The long-necked and high-legged Egyptian Geese are about 70 cm tall and weigh up to two and a half kilos. Male and female are same-colored. They show a pronounced pairing behavior. When Egyptian Geese lead young, they can be quite aggressive against observers or photographers. However, usually every bigger location has a pair that is particularly cute. Then even extreme wide angles can replace the longer tele lenses of 600 or even 800 mm.
Although usually the Egyptian Geese occupy a wide range of nesting sites in their African homeland next to tree caves, they are mainly breeders on the ground in Europe. The birds like to lay their basic nest on islands or near the shore.
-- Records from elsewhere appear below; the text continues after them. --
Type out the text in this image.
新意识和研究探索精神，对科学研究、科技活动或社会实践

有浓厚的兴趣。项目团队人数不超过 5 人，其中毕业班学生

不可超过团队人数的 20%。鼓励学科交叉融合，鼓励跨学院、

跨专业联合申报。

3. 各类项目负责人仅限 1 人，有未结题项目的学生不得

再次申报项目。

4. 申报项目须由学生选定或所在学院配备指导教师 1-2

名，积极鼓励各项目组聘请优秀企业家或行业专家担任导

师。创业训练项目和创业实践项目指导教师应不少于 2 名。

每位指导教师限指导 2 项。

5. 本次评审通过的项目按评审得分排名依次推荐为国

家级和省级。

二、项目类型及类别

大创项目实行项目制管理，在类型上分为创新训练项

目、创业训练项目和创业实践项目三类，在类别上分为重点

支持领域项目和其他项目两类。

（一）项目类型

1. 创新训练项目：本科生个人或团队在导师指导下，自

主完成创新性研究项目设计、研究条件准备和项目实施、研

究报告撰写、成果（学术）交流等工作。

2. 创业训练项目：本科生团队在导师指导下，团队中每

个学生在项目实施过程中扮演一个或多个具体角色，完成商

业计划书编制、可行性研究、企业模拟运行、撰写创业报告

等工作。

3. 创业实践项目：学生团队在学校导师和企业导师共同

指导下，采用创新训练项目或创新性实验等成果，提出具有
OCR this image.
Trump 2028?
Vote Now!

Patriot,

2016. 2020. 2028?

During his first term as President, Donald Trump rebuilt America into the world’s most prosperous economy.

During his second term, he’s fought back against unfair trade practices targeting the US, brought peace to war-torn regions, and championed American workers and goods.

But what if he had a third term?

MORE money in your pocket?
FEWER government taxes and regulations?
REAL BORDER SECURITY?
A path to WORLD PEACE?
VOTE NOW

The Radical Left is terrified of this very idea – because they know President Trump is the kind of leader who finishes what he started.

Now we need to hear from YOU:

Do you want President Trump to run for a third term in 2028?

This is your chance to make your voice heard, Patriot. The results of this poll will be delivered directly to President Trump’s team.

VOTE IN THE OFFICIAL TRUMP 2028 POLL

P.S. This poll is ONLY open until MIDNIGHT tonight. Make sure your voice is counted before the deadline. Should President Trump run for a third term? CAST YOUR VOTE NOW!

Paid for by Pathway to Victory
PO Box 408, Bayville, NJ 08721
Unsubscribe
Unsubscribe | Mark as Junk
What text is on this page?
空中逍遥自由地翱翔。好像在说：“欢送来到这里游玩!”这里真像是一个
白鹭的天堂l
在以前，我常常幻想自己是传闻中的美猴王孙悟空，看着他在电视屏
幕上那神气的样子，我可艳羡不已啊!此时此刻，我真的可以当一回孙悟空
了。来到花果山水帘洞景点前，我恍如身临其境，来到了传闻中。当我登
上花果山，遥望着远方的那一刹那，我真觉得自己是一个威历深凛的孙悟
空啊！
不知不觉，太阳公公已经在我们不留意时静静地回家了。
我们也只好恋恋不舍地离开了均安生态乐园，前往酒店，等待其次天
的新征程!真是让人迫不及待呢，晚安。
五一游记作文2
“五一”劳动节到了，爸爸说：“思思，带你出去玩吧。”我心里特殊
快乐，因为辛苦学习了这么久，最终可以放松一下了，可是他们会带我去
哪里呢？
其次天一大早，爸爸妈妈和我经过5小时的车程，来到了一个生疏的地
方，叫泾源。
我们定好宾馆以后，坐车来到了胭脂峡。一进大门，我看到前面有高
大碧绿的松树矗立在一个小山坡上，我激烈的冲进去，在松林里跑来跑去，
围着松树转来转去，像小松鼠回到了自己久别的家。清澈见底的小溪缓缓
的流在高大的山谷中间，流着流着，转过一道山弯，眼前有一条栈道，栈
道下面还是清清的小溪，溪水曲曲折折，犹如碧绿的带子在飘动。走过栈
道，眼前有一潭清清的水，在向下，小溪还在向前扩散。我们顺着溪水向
During the approximately one month of breeding, the birds are perfectly camouflaged with their spotted brown plumage. The up to ten eggs are incubated exclusively by the female. Some couples breed up to three times a year. The slightly larger male guard the proximity of the nest. He accompanies the female only in the breeding pauses and only takes part in the family events when the youngs are led. Sometimes the male attracts attention by continual chattering. This way, he quickly reveals to the photographer his whereabouts during the breeding season. The first youngs are sometimes to be seen already in April.
During the first two weeks, the youngs will be reared mainly in the shallow water area and between the shore vegetation. The place is not always easy to find for the photographer. It is easier if you photograph the geese in a resting phase on land, because after an extensive search for food in the short grass it is time to cuddle together and rest. Otherwise the youngs are very exploratory and agile.
If the observer is adequately quiet and patient, these moments can be exploited by the photographer. Sometimes a young goose approaches without fear the observer until it is recalled by the male.